James A. Gagliano

James A. Gagliano

Opinion

New York’s ‘stop cops’ bill is a law built on a lie

Co-sponsored by Public Advocate Jumaane Williams, the How Many Stops Act — which was vetoed by Mayor Adams and returned to the City Council for possible override — is rooted in the intellectually lazy, time-tested trope that the NYPD is a racist department.

Williams has long gained national attention by smearing the NYPD — a majority-minority department since 2006, when the percentage of white cops first fell below 50%.

And while sensationalized incidents of police use of force whenever it involves a person of color resisting arrest receive all the headlines, the nation’s largest police department has long been a model of restraint.

Yet the Democrats on the City Council understand exactly how to snatch defeat from the jaws of victory.

Democrats attempt to sell the controversial act as an effort to increase police accountability. Balderdash. It would hamstring actual police work while requiring cops to complete lengthy reports every time they speak to a potential witness to a crime.

This is not simply related to an “investigative detention” or “stop” — whereby a person has his or her freedoms briefly curtailed — but to almost any interaction beyond “Hello.”

Imagine the mountain of paperwork generated when cops conduct a “neighborhood canvass,” knocking on every single apartment door in a housing complex following a shooting.

And while “casual conversation” is not meant to trigger a report, can you imagine how the City Council or the Civilian Complaint Review Board may misapply the reporting requirement, using their own “interpretation” methods designed to paint police as the enemy?

Police morale across the five boroughs has plummeted since the George Floyd protests and riots that led to the movements to “defund police” and “reimagine public safety.”

The City Council did its part to contribute to the lunacy by slashing $1 billion from NYPD’s budget in 2020. Recruitment and retention have been imperiled in no small part by sinking morale. Why continue performing a dangerous job in a city that appears bound and determined to undermine law and order efforts at every turn?

This why Nassau, Suffolk and upstate counties benefit immensely from NYPD officers’ exoduses. Blame Albany’s Democrat-led supermajority and this City Council — both resolved to reverse the hard-earned public safety gains brought about by 1990s- and 2000s-era NYPD police commissioners Bill Bratton and Ray Kelly.

The How Many Stops Act is part of the progressive left’s efforts to undermine the system. Strip law-enforcement officers of the tools that keep them (and the communities they patrol) safe and saddle them with oversight mechanisms that destroy trust between police and those same communities.

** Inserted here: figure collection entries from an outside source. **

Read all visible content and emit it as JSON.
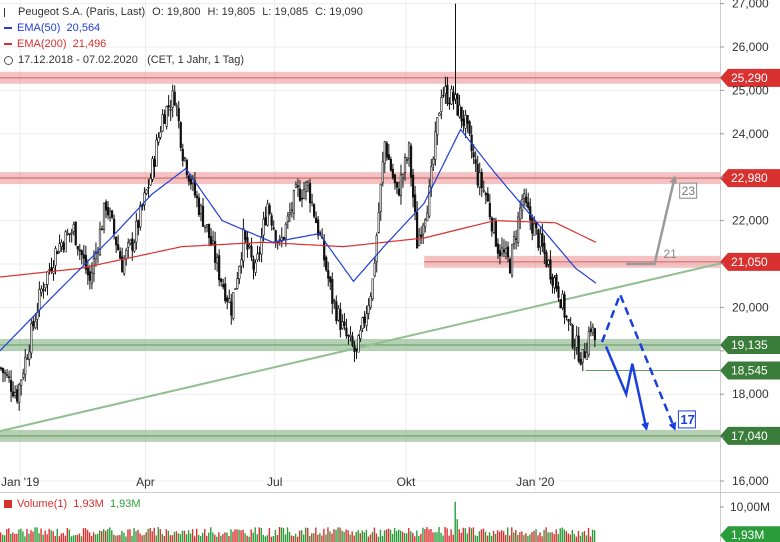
{
  "header": {
    "instrument": "Peugeot S.A. (Paris, Last)",
    "ohlc": {
      "o_label": "O:",
      "o": "19,800",
      "h_label": "H:",
      "h": "19,805",
      "l_label": "L:",
      "l": "19,085",
      "c_label": "C:",
      "c": "19,090"
    },
    "ema50": {
      "label": "EMA(50)",
      "value": "20,564",
      "color": "#1f3fd6"
    },
    "ema200": {
      "label": "EMA(200)",
      "value": "21,496",
      "color": "#d93030"
    },
    "range": {
      "text": "17.12.2018 - 07.02.2020",
      "settings": "(CET, 1 Jahr, 1 Tag)"
    }
  },
  "volume_legend": {
    "label": "Volume(1)",
    "v1": "1,93M",
    "v2": "1,93M",
    "color": "#d93030",
    "color2": "#2a9d3a"
  },
  "chart_data": {
    "type": "candlestick",
    "ylim": [
      16,
      27.2
    ],
    "yticks": [
      16,
      17,
      18,
      19,
      20,
      21,
      22,
      23,
      24,
      25,
      26,
      27
    ],
    "ytick_labels": [
      "16,000",
      "17,000",
      "18,000",
      "19,000",
      "20,000",
      "21,000",
      "22,000",
      "23,000",
      "24,000",
      "25,000",
      "26,000",
      "27,000"
    ],
    "xticks": [
      {
        "label": "Jan '19",
        "index": 10
      },
      {
        "label": "Apr",
        "index": 72
      },
      {
        "label": "Jul",
        "index": 136
      },
      {
        "label": "Okt",
        "index": 201
      },
      {
        "label": "Jan '20",
        "index": 265
      }
    ],
    "n_bars": 295,
    "price_path": [
      [
        0,
        18.6
      ],
      [
        8,
        18.0
      ],
      [
        14,
        19.2
      ],
      [
        20,
        20.4
      ],
      [
        28,
        21.4
      ],
      [
        36,
        21.8
      ],
      [
        44,
        20.6
      ],
      [
        52,
        22.4
      ],
      [
        60,
        21.0
      ],
      [
        66,
        21.6
      ],
      [
        74,
        23.0
      ],
      [
        80,
        24.4
      ],
      [
        86,
        24.9
      ],
      [
        90,
        23.6
      ],
      [
        96,
        22.6
      ],
      [
        102,
        21.8
      ],
      [
        108,
        20.8
      ],
      [
        114,
        20.0
      ],
      [
        120,
        21.6
      ],
      [
        126,
        20.8
      ],
      [
        132,
        22.4
      ],
      [
        138,
        21.4
      ],
      [
        146,
        22.6
      ],
      [
        152,
        22.8
      ],
      [
        158,
        21.6
      ],
      [
        164,
        20.2
      ],
      [
        170,
        19.4
      ],
      [
        176,
        18.9
      ],
      [
        184,
        20.6
      ],
      [
        190,
        23.8
      ],
      [
        196,
        22.6
      ],
      [
        202,
        23.6
      ],
      [
        206,
        21.5
      ],
      [
        212,
        22.6
      ],
      [
        218,
        25.0
      ],
      [
        224,
        24.8
      ],
      [
        230,
        24.2
      ],
      [
        236,
        23.0
      ],
      [
        240,
        22.6
      ],
      [
        246,
        21.4
      ],
      [
        252,
        21.0
      ],
      [
        258,
        22.5
      ],
      [
        264,
        21.8
      ],
      [
        270,
        21.1
      ],
      [
        276,
        20.4
      ],
      [
        282,
        19.4
      ],
      [
        288,
        18.8
      ],
      [
        292,
        19.6
      ],
      [
        295,
        19.09
      ]
    ],
    "spike": {
      "index": 225,
      "high": 27.0
    },
    "ema50": [
      [
        0,
        19.0
      ],
      [
        25,
        20.2
      ],
      [
        55,
        21.6
      ],
      [
        75,
        22.6
      ],
      [
        92,
        23.2
      ],
      [
        110,
        22.0
      ],
      [
        135,
        21.5
      ],
      [
        158,
        21.7
      ],
      [
        175,
        20.6
      ],
      [
        190,
        21.4
      ],
      [
        210,
        22.4
      ],
      [
        228,
        24.1
      ],
      [
        245,
        23.1
      ],
      [
        265,
        22.0
      ],
      [
        285,
        20.9
      ],
      [
        295,
        20.56
      ]
    ],
    "ema200": [
      [
        0,
        20.7
      ],
      [
        40,
        20.9
      ],
      [
        90,
        21.4
      ],
      [
        130,
        21.5
      ],
      [
        170,
        21.4
      ],
      [
        210,
        21.6
      ],
      [
        245,
        22.0
      ],
      [
        275,
        21.95
      ],
      [
        295,
        21.5
      ]
    ],
    "levels": [
      {
        "value": 25.29,
        "label": "25,290",
        "style": "red_band",
        "start": 0
      },
      {
        "value": 22.98,
        "label": "22,980",
        "style": "red_band",
        "start": 0
      },
      {
        "value": 21.05,
        "label": "21,050",
        "style": "red_band",
        "start": 210
      },
      {
        "value": 19.135,
        "label": "19,135",
        "style": "green_band",
        "start": 0
      },
      {
        "value": 18.545,
        "label": "18,545",
        "style": "green_line",
        "start": 290
      },
      {
        "value": 17.04,
        "label": "17,040",
        "style": "green_band",
        "start": 0
      }
    ],
    "trendline": {
      "from": [
        0,
        17.15
      ],
      "to": [
        360,
        21.05
      ],
      "color": "#8fbf8f"
    },
    "scenario_up": {
      "points": [
        [
          310,
          21.0
        ],
        [
          324,
          21.0
        ],
        [
          334,
          23.0
        ]
      ],
      "label": "21",
      "box": "23"
    },
    "scenario_down": {
      "points": [
        [
          300,
          19.1
        ],
        [
          310,
          18.0
        ],
        [
          313,
          18.7
        ],
        [
          320,
          17.2
        ]
      ],
      "label": "17"
    },
    "scenario_dashed": {
      "points": [
        [
          298,
          19.2
        ],
        [
          307,
          20.3
        ],
        [
          334,
          17.2
        ]
      ]
    },
    "volume": {
      "ylim": [
        0,
        12
      ],
      "ytick_labels": [
        "10,00M"
      ],
      "last_label": "1,93M"
    }
  }
}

Silly to think there would certainly be more black and Latino witnesses to be questioned in high-crime areas where they may be the majority population.

This bill is but the latest effort to put the criminals in charge of the city. The Big Apple has finally shed the last vestiges of adherence to the policing methodologies that led to its historic turnaround. “Broken windows” and “stop, question and frisk” (upheld by the Supreme Court in Terry v. Ohio) culminated in massive crime reduction and a well-earned title — “safest big city in the nation.”

Yet those two methodologies are now irrevocably linked to the canard that the NYPD is “racist.” Even while 81% of African Americans continue to want the same or more policing in their neighborhoods, the City Council and Albany Dems know better.

The City Council desires to out-Albany Albany as it maneuvers to apply progressive public-safety “reforms.”

Councilman Joseph Borelli (R-SI), Council minority leader, is a fierce opponent of the How Many Stops Act and turns the tables on the act’s accountability premise. He told me voters need to hold him and his colleagues accountable for their votes on this bill.

Thomas Jefferson put it best: “The government you elect is the government you deserve.”

James A. Gagliano is a retired FBI supervisory special agent and doctoral candidate in homeland security at St. John’s University and serves on the board of directors for the Law Enforcement Legal Defense Fund.